Measuring precipitation. Oh, and happy new year…

Welcome to 2011. Goodbye to 2010; a little sadly, as it was a great year. Packed full of fun and excitement, and chopped up into little slices of human-created time. 2011 is going to be filled with learning, as well as fun. Right now, it’s grey and miserable outside, but warm and cosy in here. If a little befuddled… and so we begin.

I did say that I would begin my first experiment today – and begin it I have. This is the experiment at the end of Chapter 2 – Global warming – an interdisciplinary issue. I need to measure precipitation over two weeks (I do feel a little like I’m back at school, which to be honest is not a bad thing…) so I have Started Thinking About It.

I need two rain gauges, and I’m supposed to think about how I will measure the mean daily precipitation over two weeks. Considering the following questions:

  • What type of collecting vessel will you use for the rain gauge? Should it have a particular size or shape? Does it need some form of cover?

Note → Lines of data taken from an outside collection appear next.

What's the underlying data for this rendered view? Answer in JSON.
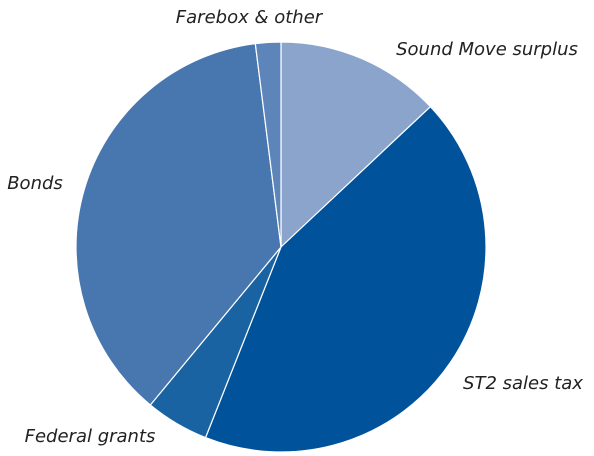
{
  "chart_data": {
    "type": "pie",
    "categories": [
      "Sound Move surplus",
      "ST2 sales tax",
      "Federal grants",
      "Bonds",
      "Farebox & other"
    ],
    "values": [
      13,
      43,
      5,
      37,
      2
    ],
    "colors": [
      "#8aa4cc",
      "#00529a",
      "#1a63a3",
      "#4877b0",
      "#5d85ba"
    ]
  }
}
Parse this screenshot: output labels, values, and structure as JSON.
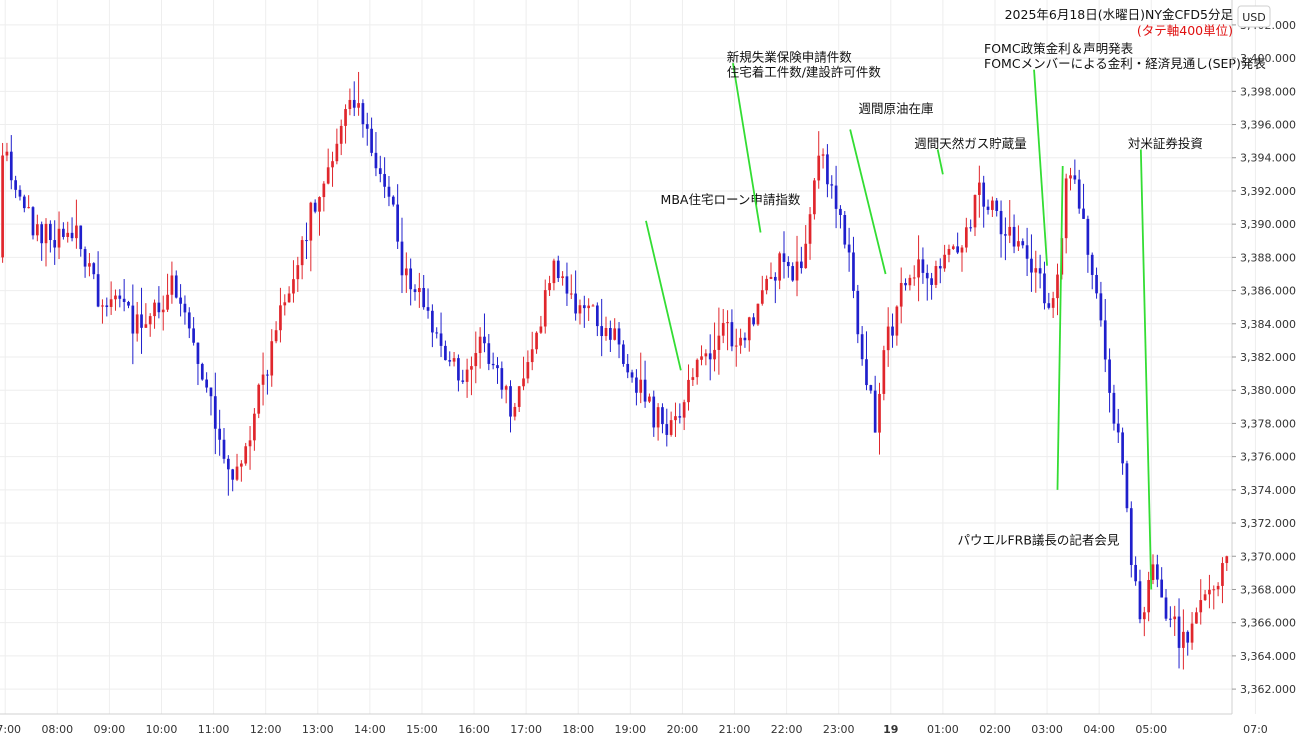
{
  "chart_data": {
    "type": "candlestick",
    "title": "2025年6月18日(水曜日)NY金CFD5分足",
    "subtitle": "(タテ軸400単位)",
    "currency": "USD",
    "ylim": [
      3360.5,
      3403.5
    ],
    "y_ticks": [
      3362,
      3364,
      3366,
      3368,
      3370,
      3372,
      3374,
      3376,
      3378,
      3380,
      3382,
      3384,
      3386,
      3388,
      3390,
      3392,
      3394,
      3396,
      3398,
      3400,
      3402
    ],
    "y_tick_labels": [
      "3,362.000",
      "3,364.000",
      "3,366.000",
      "3,368.000",
      "3,370.000",
      "3,372.000",
      "3,374.000",
      "3,376.000",
      "3,378.000",
      "3,380.000",
      "3,382.000",
      "3,384.000",
      "3,386.000",
      "3,388.000",
      "3,390.000",
      "3,392.000",
      "3,394.000",
      "3,396.000",
      "3,398.000",
      "3,400.000",
      "3,402.000"
    ],
    "x_ticks": [
      {
        "label": "07:00",
        "h": 7
      },
      {
        "label": "08:00",
        "h": 8
      },
      {
        "label": "09:00",
        "h": 9
      },
      {
        "label": "10:00",
        "h": 10
      },
      {
        "label": "11:00",
        "h": 11
      },
      {
        "label": "12:00",
        "h": 12
      },
      {
        "label": "13:00",
        "h": 13
      },
      {
        "label": "14:00",
        "h": 14
      },
      {
        "label": "15:00",
        "h": 15
      },
      {
        "label": "16:00",
        "h": 16
      },
      {
        "label": "17:00",
        "h": 17
      },
      {
        "label": "18:00",
        "h": 18
      },
      {
        "label": "19:00",
        "h": 19
      },
      {
        "label": "20:00",
        "h": 20
      },
      {
        "label": "21:00",
        "h": 21
      },
      {
        "label": "22:00",
        "h": 22
      },
      {
        "label": "23:00",
        "h": 23
      },
      {
        "label": "19",
        "h": 24,
        "bold": true
      },
      {
        "label": "01:00",
        "h": 25
      },
      {
        "label": "02:00",
        "h": 26
      },
      {
        "label": "03:00",
        "h": 27
      },
      {
        "label": "04:00",
        "h": 28
      },
      {
        "label": "05:00",
        "h": 29
      },
      {
        "label": "07:0",
        "h": 31
      }
    ],
    "path": [
      [
        6.95,
        3388
      ],
      [
        7.05,
        3395
      ],
      [
        7.3,
        3392
      ],
      [
        7.6,
        3390
      ],
      [
        8.0,
        3389
      ],
      [
        8.3,
        3390
      ],
      [
        8.6,
        3388
      ],
      [
        9.0,
        3385
      ],
      [
        9.3,
        3386
      ],
      [
        9.6,
        3384
      ],
      [
        10.0,
        3385
      ],
      [
        10.3,
        3386
      ],
      [
        10.6,
        3384
      ],
      [
        10.9,
        3381
      ],
      [
        11.1,
        3378
      ],
      [
        11.3,
        3376
      ],
      [
        11.5,
        3375
      ],
      [
        11.7,
        3376
      ],
      [
        12.0,
        3380
      ],
      [
        12.3,
        3384
      ],
      [
        12.6,
        3386
      ],
      [
        12.9,
        3390
      ],
      [
        13.2,
        3392
      ],
      [
        13.5,
        3395
      ],
      [
        13.7,
        3397
      ],
      [
        13.9,
        3396
      ],
      [
        14.2,
        3394
      ],
      [
        14.5,
        3391
      ],
      [
        14.7,
        3387
      ],
      [
        15.0,
        3386
      ],
      [
        15.3,
        3384
      ],
      [
        15.6,
        3382
      ],
      [
        15.9,
        3381
      ],
      [
        16.2,
        3383
      ],
      [
        16.5,
        3381
      ],
      [
        16.8,
        3379
      ],
      [
        17.0,
        3381
      ],
      [
        17.3,
        3384
      ],
      [
        17.6,
        3387
      ],
      [
        17.9,
        3386
      ],
      [
        18.2,
        3385
      ],
      [
        18.5,
        3384
      ],
      [
        18.8,
        3383
      ],
      [
        19.1,
        3381
      ],
      [
        19.4,
        3379
      ],
      [
        19.7,
        3378
      ],
      [
        20.0,
        3378
      ],
      [
        20.2,
        3381
      ],
      [
        20.5,
        3382
      ],
      [
        20.8,
        3384
      ],
      [
        21.1,
        3383
      ],
      [
        21.4,
        3384
      ],
      [
        21.7,
        3386
      ],
      [
        22.0,
        3388
      ],
      [
        22.2,
        3386
      ],
      [
        22.5,
        3390
      ],
      [
        22.7,
        3394
      ],
      [
        22.9,
        3393
      ],
      [
        23.1,
        3391
      ],
      [
        23.3,
        3388
      ],
      [
        23.5,
        3382
      ],
      [
        23.65,
        3380
      ],
      [
        23.8,
        3378
      ],
      [
        24.0,
        3383
      ],
      [
        24.3,
        3386
      ],
      [
        24.6,
        3387
      ],
      [
        24.9,
        3386
      ],
      [
        25.1,
        3388
      ],
      [
        25.4,
        3389
      ],
      [
        25.6,
        3390
      ],
      [
        25.8,
        3392
      ],
      [
        26.0,
        3391
      ],
      [
        26.3,
        3390
      ],
      [
        26.6,
        3389
      ],
      [
        26.9,
        3387
      ],
      [
        27.1,
        3385
      ],
      [
        27.3,
        3387
      ],
      [
        27.45,
        3393
      ],
      [
        27.7,
        3391
      ],
      [
        27.9,
        3388
      ],
      [
        28.1,
        3384
      ],
      [
        28.3,
        3379
      ],
      [
        28.5,
        3376
      ],
      [
        28.7,
        3370
      ],
      [
        28.9,
        3366
      ],
      [
        29.1,
        3370
      ],
      [
        29.3,
        3367
      ],
      [
        29.5,
        3366
      ],
      [
        29.7,
        3365
      ],
      [
        29.9,
        3366
      ],
      [
        30.1,
        3367
      ],
      [
        30.3,
        3368
      ],
      [
        30.45,
        3369
      ],
      [
        30.5,
        3370
      ]
    ],
    "annotations": [
      {
        "lines": [
          "MBA住宅ローン申請指数"
        ],
        "x": 19.58,
        "y": 3391.2,
        "pt": [
          19.97,
          3381.2
        ],
        "from": [
          19.3,
          3390.2
        ]
      },
      {
        "lines": [
          "新規失業保険申請件数",
          "住宅着工件数/建設許可件数"
        ],
        "x": 20.85,
        "y": 3399.8,
        "pt": [
          21.5,
          3389.5
        ],
        "from": [
          20.97,
          3399.7
        ]
      },
      {
        "lines": [
          "週間原油在庫"
        ],
        "x": 23.38,
        "y": 3396.7,
        "pt": [
          23.9,
          3387.0
        ],
        "from": [
          23.22,
          3395.7
        ]
      },
      {
        "lines": [
          "週間天然ガス貯蔵量"
        ],
        "x": 24.45,
        "y": 3394.6,
        "pt": [
          25.0,
          3393.0
        ],
        "from": [
          24.9,
          3394.5
        ]
      },
      {
        "lines": [
          "FOMC政策金利＆声明発表",
          "FOMCメンバーによる金利・経済見通し(SEP)発表"
        ],
        "x": 25.79,
        "y": 3400.3,
        "pt": [
          27.0,
          3387.5
        ],
        "from": [
          26.75,
          3399.3
        ]
      },
      {
        "lines": [
          "対米証券投資"
        ],
        "x": 28.55,
        "y": 3394.6,
        "pt": [
          29.0,
          3368.0
        ],
        "from": [
          28.8,
          3394.5
        ]
      },
      {
        "lines": [
          "パウエルFRB議長の記者会見"
        ],
        "x": 25.28,
        "y": 3370.7,
        "pt": [
          27.2,
          3374.0
        ],
        "from": [
          27.3,
          3393.5
        ]
      }
    ]
  }
}
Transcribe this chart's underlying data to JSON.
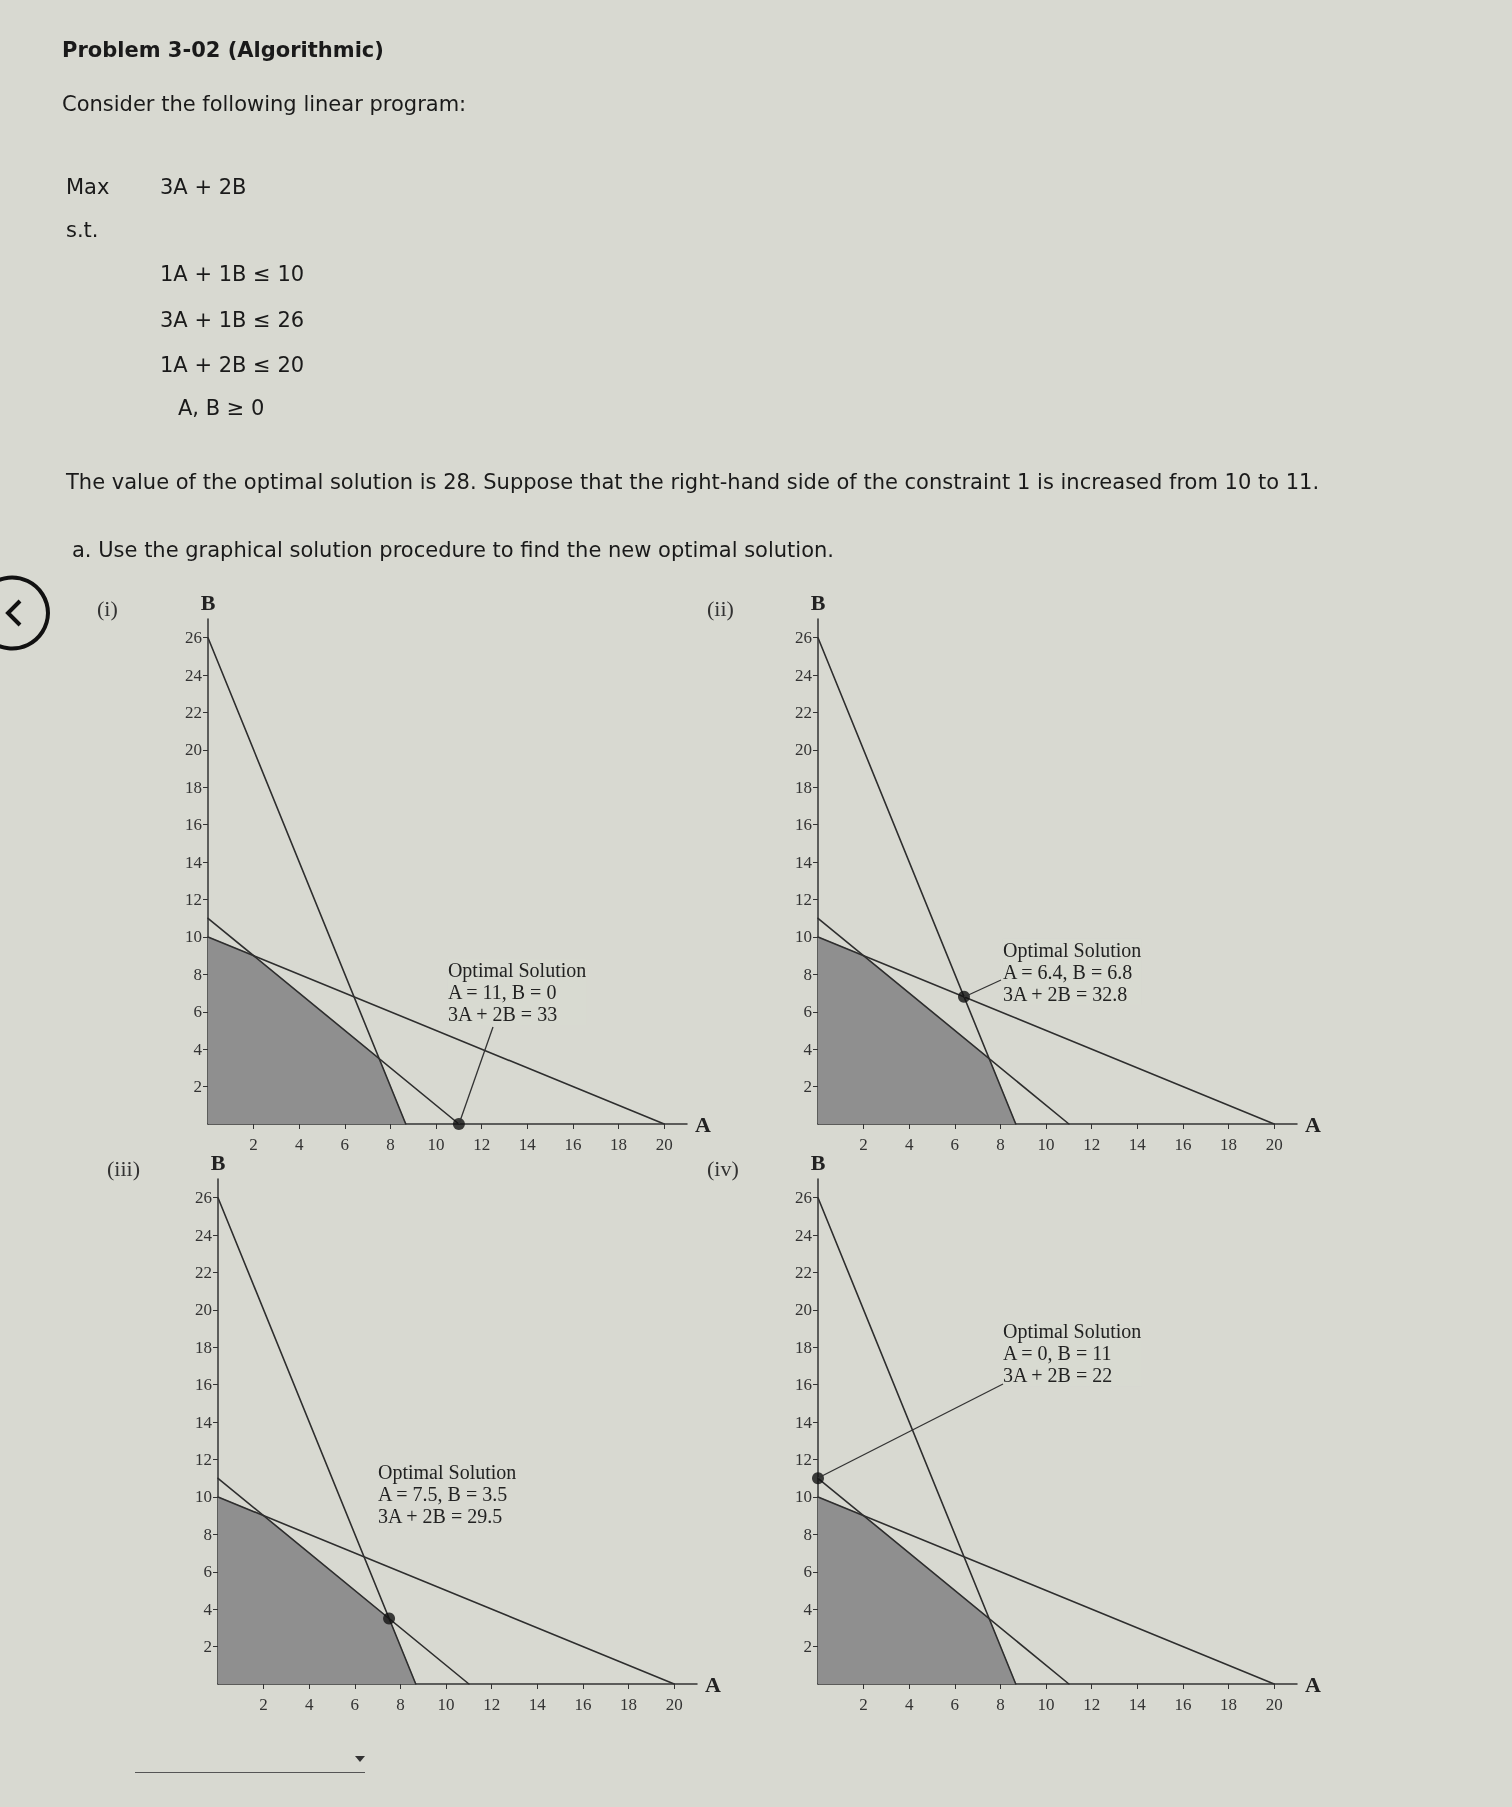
{
  "chart_data": [
    {
      "type": "other",
      "title": "Problem 3-02 (Algorithmic)",
      "annotations": [
        "Consider the following linear program:",
        "Max",
        "3A + 2B",
        "s.t.",
        "1A + 1B ≤ 10",
        "3A + 1B ≤ 26",
        "1A + 2B ≤ 20",
        "A, B ≥ 0",
        "The value of the optimal solution is 28. Suppose that the right-hand side of the constraint 1 is increased from 10 to 11.",
        "a. Use the graphical solution procedure to find the new optimal solution."
      ]
    },
    {
      "type": "line",
      "title": "(i)",
      "xlabel": "A",
      "ylabel": "B",
      "xlim": [
        0,
        21
      ],
      "ylim": [
        0,
        27
      ],
      "xticks": [
        2,
        4,
        6,
        8,
        10,
        12,
        14,
        16,
        18,
        20
      ],
      "yticks": [
        2,
        4,
        6,
        8,
        10,
        12,
        14,
        16,
        18,
        20,
        22,
        24,
        26
      ],
      "grid": false,
      "marker": "none",
      "series": [
        {
          "type": "area",
          "color": "#8f8f8f",
          "x": [
            0,
            2,
            7.5,
            8.67
          ],
          "values": [
            10,
            9,
            3.5,
            0
          ]
        },
        {
          "color": "#2e2e2e",
          "x": [
            0,
            8.67
          ],
          "values": [
            26,
            0
          ]
        },
        {
          "color": "#2e2e2e",
          "x": [
            0,
            11
          ],
          "values": [
            11,
            0
          ]
        },
        {
          "color": "#2e2e2e",
          "x": [
            0,
            20
          ],
          "values": [
            10,
            0
          ]
        },
        {
          "type": "scatter",
          "marker": "circle",
          "color": "#111111",
          "x": [
            11
          ],
          "values": [
            0
          ]
        }
      ],
      "annotations": [
        {
          "text": "Optimal Solution\nA = 11, B = 0\n3A + 2B = 33",
          "x": 11,
          "y": 0
        }
      ]
    },
    {
      "type": "line",
      "title": "(ii)",
      "xlabel": "A",
      "ylabel": "B",
      "xlim": [
        0,
        21
      ],
      "ylim": [
        0,
        27
      ],
      "xticks": [
        2,
        4,
        6,
        8,
        10,
        12,
        14,
        16,
        18,
        20
      ],
      "yticks": [
        2,
        4,
        6,
        8,
        10,
        12,
        14,
        16,
        18,
        20,
        22,
        24,
        26
      ],
      "grid": false,
      "marker": "none",
      "series": [
        {
          "type": "area",
          "color": "#8f8f8f",
          "x": [
            0,
            2,
            7.5,
            8.67
          ],
          "values": [
            10,
            9,
            3.5,
            0
          ]
        },
        {
          "color": "#2e2e2e",
          "x": [
            0,
            8.67
          ],
          "values": [
            26,
            0
          ]
        },
        {
          "color": "#2e2e2e",
          "x": [
            0,
            11
          ],
          "values": [
            11,
            0
          ]
        },
        {
          "color": "#2e2e2e",
          "x": [
            0,
            20
          ],
          "values": [
            10,
            0
          ]
        },
        {
          "type": "scatter",
          "marker": "circle",
          "color": "#111111",
          "x": [
            6.4
          ],
          "values": [
            6.8
          ]
        }
      ],
      "annotations": [
        {
          "text": "Optimal Solution\nA = 6.4, B = 6.8\n3A + 2B = 32.8",
          "x": 6.4,
          "y": 6.8
        }
      ]
    },
    {
      "type": "line",
      "title": "(iii)",
      "xlabel": "A",
      "ylabel": "B",
      "xlim": [
        0,
        21
      ],
      "ylim": [
        0,
        27
      ],
      "xticks": [
        2,
        4,
        6,
        8,
        10,
        12,
        14,
        16,
        18,
        20
      ],
      "yticks": [
        2,
        4,
        6,
        8,
        10,
        12,
        14,
        16,
        18,
        20,
        22,
        24,
        26
      ],
      "grid": false,
      "marker": "none",
      "series": [
        {
          "type": "area",
          "color": "#8f8f8f",
          "x": [
            0,
            2,
            7.5,
            8.67
          ],
          "values": [
            10,
            9,
            3.5,
            0
          ]
        },
        {
          "color": "#2e2e2e",
          "x": [
            0,
            8.67
          ],
          "values": [
            26,
            0
          ]
        },
        {
          "color": "#2e2e2e",
          "x": [
            0,
            11
          ],
          "values": [
            11,
            0
          ]
        },
        {
          "color": "#2e2e2e",
          "x": [
            0,
            20
          ],
          "values": [
            10,
            0
          ]
        },
        {
          "type": "scatter",
          "marker": "circle",
          "color": "#111111",
          "x": [
            7.5
          ],
          "values": [
            3.5
          ]
        }
      ],
      "annotations": [
        "Optimal Solution\nA = 7.5, B = 3.5\n3A + 2B = 29.5"
      ]
    },
    {
      "type": "line",
      "title": "(iv)",
      "xlabel": "A",
      "ylabel": "B",
      "xlim": [
        0,
        21
      ],
      "ylim": [
        0,
        27
      ],
      "xticks": [
        2,
        4,
        6,
        8,
        10,
        12,
        14,
        16,
        18,
        20
      ],
      "yticks": [
        2,
        4,
        6,
        8,
        10,
        12,
        14,
        16,
        18,
        20,
        22,
        24,
        26
      ],
      "grid": false,
      "marker": "none",
      "series": [
        {
          "type": "area",
          "color": "#8f8f8f",
          "x": [
            0,
            2,
            7.5,
            8.67
          ],
          "values": [
            10,
            9,
            3.5,
            0
          ]
        },
        {
          "color": "#2e2e2e",
          "x": [
            0,
            8.67
          ],
          "values": [
            26,
            0
          ]
        },
        {
          "color": "#2e2e2e",
          "x": [
            0,
            11
          ],
          "values": [
            11,
            0
          ]
        },
        {
          "color": "#2e2e2e",
          "x": [
            0,
            20
          ],
          "values": [
            10,
            0
          ]
        },
        {
          "type": "scatter",
          "marker": "circle",
          "color": "#111111",
          "x": [
            0
          ],
          "values": [
            11
          ]
        }
      ],
      "annotations": [
        {
          "text": "Optimal Solution\nA = 0, B = 11\n3A + 2B = 22",
          "x": 0,
          "y": 11
        }
      ]
    }
  ]
}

I need two gauges. One with a funnel, one without – in order to look at the effects of evaporation. I will use a jam jar for the funnel-less receptacle; an Evian bottle for the funnelly one (left behind after the new year celebrations by my best friend Emma). I’ve cut the top third of the bottle off, and inverted it to make a funnel. This also ensures that the opening of the gauge is the same size as the bottom. Although, Evian bottles are not straight-sided – so I may need to change this to a lemonade bottle with straight sides. The same principle applies though.

They need to be flat-bottomed and straight sided. So, at the suggestion of my lovely assistant Joe, I may melt some wax and cover the bottoms of the gauges with this, in order to create a flat bottom.

  • Where will you site the rain gauge?

Well. We have a back garden, but it’s pretty sheltered, with overhanging trees and shrubs. And a lot of birds on our bird feeders (which is great, but I don’t want them messing with my experiment!) We are lucky enough to have a front garden too, which is pretty private, and with plenty of room to site a rain gauge. So there it shall be. To the left of the front door, between the front window and the box hedge, but not too sheltered.

  • How will you measure the amount of precipitation?

I have access to rulers, which I will use. However, we also have a Vernier gauge, which will be very accurate indeed. I shall measure both inside the vessel, in the water itself, and outside the vessel.

  • How often will you record the data? Should you empty the rain gauge after each measurement?

I will measure the precipitation and record the data every day at around 6.30pm (if possible). I will not empty the rain gauge after each measurement, because it is entirely possible that some days there will not be enough to physically measure with my rulers.

  • What problems might you have in measuring the precipitation?

The amount collected may be too small to measure each day. This is one reason why I will not empty the gauge after each measurement. Measurements taken from the outside of the vessel may be distorted visually by the material. The meniscus will need to be taken into account.

I’m going to set up my gauges either tomorrow or the next day, depending on which receptacle I decide to use.

My other task is to start planning my studying time. I really need to print off a timetable of some sort and stick it on the wall. I also need a decent sized diary. I need lists, and things written down, as well as online calendars. It’s like the difference between books and e-books. E-books have their uses – great for holidays when you don’t want your luggage allowance taken up with books – but they are not tangible things. They don’t smell. You can’t really touch them. So they’re not really real.

And an unreal study plan and calendar is no use to man nor beast. Nor intrepid voyager.

Study space preparation has begun. Tidying has happened. I need to make a blind or curtain. And a cushion. But I do have a very nice new lamp, courtesy of my best friend Emma (she who provided the Evian bottle). It’s from Cornwall, and it’s stripy, and it’s bloody lovely. So now I have a comfortable study space.

Couple more pictures on the walls; a calendar; a diary; and we’re almost ready to be off. Tomorrow will be spent studying Chapter 2 itself.

I wish you all a very happy new year. May it bring you everything you desire.